Right-hand inserts happens when table is continuously being populated with ever increasing values in some columns.
For example, table partitioned by date, and each date you adding new day.
Or, column have a time, and you are continuously loading data and value is current time.
Problem is that right-hand insert never have a fixed upper limit on value. For time columns, if you collect statistics that detected min/max value for each column, for time columns result is outdated next minute as new data arrived.
My users querying today's data most. Optimizer detects that date is "value out of range", and predict only few rows will be selected from table. And it is for table that gets loaded almost 100 bln rows per day.
As result, optimizer decided to use broadcast huge table and use it as inner for join. That would be my choice for worst possible execution plan.
I am routinely finding bad queries where optimizer have warning "value out of range" and broadcasting huge table.
Usually it takes me 30 minutes to add hints and force right execution plan. In most cases SQL performance improving around 2 orders of magnitude after manual tuning.
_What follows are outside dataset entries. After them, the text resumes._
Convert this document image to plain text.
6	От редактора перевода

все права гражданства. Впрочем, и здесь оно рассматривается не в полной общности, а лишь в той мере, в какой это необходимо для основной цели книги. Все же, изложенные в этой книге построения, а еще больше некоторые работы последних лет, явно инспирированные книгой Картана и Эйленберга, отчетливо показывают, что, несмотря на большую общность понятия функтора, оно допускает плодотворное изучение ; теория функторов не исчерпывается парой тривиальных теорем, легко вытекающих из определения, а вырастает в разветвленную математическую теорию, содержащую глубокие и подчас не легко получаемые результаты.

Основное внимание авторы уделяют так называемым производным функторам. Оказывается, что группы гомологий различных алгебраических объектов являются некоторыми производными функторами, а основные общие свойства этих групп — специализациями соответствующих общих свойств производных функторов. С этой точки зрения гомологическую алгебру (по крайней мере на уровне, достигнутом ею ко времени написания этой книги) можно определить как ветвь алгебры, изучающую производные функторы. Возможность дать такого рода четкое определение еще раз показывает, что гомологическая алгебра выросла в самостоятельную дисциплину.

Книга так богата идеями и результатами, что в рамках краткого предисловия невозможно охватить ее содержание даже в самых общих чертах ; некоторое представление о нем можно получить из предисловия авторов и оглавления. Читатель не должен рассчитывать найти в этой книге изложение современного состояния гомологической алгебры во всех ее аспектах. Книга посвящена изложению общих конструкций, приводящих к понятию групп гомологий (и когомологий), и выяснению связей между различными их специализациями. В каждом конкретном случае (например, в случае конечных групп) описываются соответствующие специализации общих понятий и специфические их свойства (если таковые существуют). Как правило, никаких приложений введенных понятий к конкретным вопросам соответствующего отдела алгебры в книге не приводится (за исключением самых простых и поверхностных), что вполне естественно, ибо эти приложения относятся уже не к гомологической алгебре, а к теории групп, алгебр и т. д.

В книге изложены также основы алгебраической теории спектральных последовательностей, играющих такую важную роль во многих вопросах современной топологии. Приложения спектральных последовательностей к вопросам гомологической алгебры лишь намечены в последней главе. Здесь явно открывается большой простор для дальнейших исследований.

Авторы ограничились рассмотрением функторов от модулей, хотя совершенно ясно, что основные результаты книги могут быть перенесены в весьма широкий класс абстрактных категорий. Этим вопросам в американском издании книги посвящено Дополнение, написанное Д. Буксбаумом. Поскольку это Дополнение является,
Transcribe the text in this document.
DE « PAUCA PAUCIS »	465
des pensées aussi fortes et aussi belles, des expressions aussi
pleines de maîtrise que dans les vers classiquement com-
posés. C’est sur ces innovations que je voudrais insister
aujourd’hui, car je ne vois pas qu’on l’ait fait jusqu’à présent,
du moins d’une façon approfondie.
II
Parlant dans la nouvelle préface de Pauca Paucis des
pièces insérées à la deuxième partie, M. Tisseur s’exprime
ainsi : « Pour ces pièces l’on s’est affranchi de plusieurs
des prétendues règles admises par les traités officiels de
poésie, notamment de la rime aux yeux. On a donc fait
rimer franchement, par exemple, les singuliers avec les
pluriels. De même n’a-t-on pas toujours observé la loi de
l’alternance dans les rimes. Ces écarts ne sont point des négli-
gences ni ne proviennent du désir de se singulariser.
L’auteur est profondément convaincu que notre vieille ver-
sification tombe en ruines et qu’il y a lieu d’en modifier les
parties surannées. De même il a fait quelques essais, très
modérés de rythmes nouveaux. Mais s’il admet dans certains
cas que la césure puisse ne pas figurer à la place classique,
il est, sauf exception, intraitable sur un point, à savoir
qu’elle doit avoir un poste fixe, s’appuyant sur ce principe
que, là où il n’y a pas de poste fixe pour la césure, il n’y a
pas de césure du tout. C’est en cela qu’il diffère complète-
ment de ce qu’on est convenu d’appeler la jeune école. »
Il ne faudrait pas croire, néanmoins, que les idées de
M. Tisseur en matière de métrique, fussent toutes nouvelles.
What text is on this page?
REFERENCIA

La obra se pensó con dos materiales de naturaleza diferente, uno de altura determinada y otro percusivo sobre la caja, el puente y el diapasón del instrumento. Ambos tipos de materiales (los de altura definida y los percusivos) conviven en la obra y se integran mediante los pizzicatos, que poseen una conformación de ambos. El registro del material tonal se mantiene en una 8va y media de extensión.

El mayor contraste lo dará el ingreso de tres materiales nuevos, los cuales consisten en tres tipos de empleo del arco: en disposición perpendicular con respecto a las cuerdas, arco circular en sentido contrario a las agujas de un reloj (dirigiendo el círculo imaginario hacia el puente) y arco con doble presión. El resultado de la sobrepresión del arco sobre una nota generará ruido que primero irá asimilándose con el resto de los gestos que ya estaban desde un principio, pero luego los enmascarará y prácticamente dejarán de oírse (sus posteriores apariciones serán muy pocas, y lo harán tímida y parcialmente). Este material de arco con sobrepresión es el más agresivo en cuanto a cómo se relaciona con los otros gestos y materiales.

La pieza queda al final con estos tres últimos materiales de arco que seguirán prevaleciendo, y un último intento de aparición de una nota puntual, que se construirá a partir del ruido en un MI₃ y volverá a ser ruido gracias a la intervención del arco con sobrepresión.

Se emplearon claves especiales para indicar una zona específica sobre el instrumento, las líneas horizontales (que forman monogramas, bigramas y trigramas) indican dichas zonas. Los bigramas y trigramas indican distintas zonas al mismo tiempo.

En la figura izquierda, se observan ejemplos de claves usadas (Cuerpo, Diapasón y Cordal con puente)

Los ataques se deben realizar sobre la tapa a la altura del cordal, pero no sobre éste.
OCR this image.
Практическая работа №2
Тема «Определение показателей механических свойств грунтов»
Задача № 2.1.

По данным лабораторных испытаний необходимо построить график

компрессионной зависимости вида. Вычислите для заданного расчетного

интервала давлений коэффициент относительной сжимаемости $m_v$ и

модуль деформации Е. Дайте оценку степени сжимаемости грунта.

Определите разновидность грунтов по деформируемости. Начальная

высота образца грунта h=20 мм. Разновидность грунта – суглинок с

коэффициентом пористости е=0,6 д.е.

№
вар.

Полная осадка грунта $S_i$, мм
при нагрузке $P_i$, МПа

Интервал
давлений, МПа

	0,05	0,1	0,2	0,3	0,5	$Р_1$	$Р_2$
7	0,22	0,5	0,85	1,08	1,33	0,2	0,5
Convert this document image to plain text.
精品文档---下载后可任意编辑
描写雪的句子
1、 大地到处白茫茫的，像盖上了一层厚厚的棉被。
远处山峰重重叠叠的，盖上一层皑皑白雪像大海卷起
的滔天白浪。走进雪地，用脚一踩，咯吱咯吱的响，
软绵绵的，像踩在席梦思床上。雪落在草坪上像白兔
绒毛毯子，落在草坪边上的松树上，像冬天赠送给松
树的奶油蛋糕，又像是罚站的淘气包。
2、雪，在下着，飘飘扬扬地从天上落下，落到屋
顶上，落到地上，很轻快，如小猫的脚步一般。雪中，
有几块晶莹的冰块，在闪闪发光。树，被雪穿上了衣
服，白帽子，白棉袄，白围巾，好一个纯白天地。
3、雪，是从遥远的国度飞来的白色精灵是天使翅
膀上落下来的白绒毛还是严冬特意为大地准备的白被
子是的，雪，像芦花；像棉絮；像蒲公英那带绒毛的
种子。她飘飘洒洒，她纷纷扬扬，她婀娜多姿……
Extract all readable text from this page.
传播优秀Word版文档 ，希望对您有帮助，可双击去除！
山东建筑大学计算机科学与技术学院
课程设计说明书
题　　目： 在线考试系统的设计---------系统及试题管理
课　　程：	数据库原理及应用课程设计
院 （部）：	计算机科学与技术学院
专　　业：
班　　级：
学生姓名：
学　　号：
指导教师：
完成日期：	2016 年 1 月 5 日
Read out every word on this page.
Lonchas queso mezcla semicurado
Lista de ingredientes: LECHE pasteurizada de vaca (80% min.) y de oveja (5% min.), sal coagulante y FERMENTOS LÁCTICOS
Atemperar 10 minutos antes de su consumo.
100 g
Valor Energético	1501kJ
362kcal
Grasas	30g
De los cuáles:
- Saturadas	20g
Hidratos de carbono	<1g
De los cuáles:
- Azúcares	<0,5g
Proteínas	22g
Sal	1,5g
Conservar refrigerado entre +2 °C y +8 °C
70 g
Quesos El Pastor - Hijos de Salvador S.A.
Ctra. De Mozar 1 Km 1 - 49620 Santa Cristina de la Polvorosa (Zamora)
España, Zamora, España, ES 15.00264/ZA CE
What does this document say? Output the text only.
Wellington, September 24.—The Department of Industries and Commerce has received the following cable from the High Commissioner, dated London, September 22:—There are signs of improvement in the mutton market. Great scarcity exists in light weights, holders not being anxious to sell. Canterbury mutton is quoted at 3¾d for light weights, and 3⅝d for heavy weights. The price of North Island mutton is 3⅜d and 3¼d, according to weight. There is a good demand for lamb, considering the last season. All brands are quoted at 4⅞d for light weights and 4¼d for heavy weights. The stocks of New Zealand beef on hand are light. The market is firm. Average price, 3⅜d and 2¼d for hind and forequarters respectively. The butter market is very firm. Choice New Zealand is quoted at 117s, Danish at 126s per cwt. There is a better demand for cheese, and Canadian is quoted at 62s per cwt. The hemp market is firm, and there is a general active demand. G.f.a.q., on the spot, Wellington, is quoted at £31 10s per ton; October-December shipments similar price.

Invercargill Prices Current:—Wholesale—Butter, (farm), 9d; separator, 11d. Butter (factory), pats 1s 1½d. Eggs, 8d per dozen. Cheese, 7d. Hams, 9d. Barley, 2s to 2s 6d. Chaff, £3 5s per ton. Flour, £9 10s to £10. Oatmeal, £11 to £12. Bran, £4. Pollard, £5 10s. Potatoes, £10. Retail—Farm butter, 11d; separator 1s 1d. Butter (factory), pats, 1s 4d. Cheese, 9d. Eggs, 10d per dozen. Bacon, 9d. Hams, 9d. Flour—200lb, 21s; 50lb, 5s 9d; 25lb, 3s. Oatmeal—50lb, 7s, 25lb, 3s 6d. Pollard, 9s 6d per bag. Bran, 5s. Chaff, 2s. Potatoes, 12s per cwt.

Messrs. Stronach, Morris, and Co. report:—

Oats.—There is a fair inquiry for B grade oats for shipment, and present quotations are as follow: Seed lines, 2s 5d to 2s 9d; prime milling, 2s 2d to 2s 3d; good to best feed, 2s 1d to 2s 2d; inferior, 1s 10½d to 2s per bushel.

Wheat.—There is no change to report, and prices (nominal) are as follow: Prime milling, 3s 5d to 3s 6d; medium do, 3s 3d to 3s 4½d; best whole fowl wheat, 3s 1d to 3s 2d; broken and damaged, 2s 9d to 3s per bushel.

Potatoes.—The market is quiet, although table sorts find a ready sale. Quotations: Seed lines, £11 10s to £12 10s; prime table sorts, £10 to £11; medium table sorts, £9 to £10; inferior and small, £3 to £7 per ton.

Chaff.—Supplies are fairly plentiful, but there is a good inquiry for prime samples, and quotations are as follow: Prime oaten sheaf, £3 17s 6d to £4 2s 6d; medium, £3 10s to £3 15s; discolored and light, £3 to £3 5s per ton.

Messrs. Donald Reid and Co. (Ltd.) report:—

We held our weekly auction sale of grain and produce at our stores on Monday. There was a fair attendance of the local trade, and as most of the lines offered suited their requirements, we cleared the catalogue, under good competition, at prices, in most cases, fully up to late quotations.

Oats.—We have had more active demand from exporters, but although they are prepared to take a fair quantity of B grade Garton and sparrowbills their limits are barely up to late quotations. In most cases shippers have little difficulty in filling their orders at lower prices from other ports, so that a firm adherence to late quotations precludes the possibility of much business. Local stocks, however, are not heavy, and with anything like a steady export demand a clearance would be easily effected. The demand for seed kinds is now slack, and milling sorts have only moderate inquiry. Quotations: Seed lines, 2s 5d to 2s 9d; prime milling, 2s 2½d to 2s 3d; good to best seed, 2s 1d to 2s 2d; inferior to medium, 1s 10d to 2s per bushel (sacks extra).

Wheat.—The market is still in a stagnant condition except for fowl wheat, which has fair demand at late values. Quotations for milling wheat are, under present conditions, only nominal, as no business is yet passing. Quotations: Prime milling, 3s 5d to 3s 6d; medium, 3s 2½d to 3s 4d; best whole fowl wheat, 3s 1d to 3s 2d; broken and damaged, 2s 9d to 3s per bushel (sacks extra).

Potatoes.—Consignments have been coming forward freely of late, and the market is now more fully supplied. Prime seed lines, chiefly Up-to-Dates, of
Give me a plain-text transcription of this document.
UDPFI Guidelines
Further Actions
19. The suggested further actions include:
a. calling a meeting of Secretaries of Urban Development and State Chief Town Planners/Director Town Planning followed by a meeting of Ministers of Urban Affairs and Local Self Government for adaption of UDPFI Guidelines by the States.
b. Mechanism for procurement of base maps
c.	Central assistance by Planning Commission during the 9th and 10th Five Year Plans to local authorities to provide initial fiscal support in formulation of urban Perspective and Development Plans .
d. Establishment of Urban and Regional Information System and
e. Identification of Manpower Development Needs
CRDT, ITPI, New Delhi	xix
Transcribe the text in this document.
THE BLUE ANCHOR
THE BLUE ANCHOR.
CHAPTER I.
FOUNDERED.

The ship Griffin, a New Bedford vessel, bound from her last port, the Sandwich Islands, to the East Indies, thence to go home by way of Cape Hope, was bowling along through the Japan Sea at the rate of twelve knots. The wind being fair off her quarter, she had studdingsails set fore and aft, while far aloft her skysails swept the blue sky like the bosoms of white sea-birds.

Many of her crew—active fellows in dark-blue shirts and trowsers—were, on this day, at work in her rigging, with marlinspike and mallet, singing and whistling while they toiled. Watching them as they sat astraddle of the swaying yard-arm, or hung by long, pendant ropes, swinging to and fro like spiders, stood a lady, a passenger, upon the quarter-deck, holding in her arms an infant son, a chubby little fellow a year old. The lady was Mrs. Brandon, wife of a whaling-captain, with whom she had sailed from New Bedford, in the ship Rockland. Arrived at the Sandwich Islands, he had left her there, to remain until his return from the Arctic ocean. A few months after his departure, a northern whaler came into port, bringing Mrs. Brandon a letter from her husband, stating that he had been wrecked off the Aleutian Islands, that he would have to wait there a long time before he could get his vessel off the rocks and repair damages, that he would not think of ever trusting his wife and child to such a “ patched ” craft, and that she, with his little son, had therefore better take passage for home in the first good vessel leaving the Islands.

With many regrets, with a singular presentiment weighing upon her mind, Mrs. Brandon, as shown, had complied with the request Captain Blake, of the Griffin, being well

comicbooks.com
Key steps in SQL tuning are preventing broadcasts of huge tables and preventing huge tables to be used as inner in join.
I tried to raise issue with Vertica support, their recommendation was to collect statistics more often. That is a very poor suggestion, as collecting statistics on several petabytes of data is very resource consuming and lasts several hours. Also, tables with size over petabytes are practically not changing, collecting statistics on them again and again are useless resource waste. It would be enough to collect statistics once a year on humongous tables.
Question to optimizer team - any plans to fix this issue, or provide any workaround or config parameter etc.
Issue summary: tables with right-hand inserts never have a valid min/max values on time/date columns, causing optimizer to severely underestimate row count for huge tables and produce very inefficient execution plan.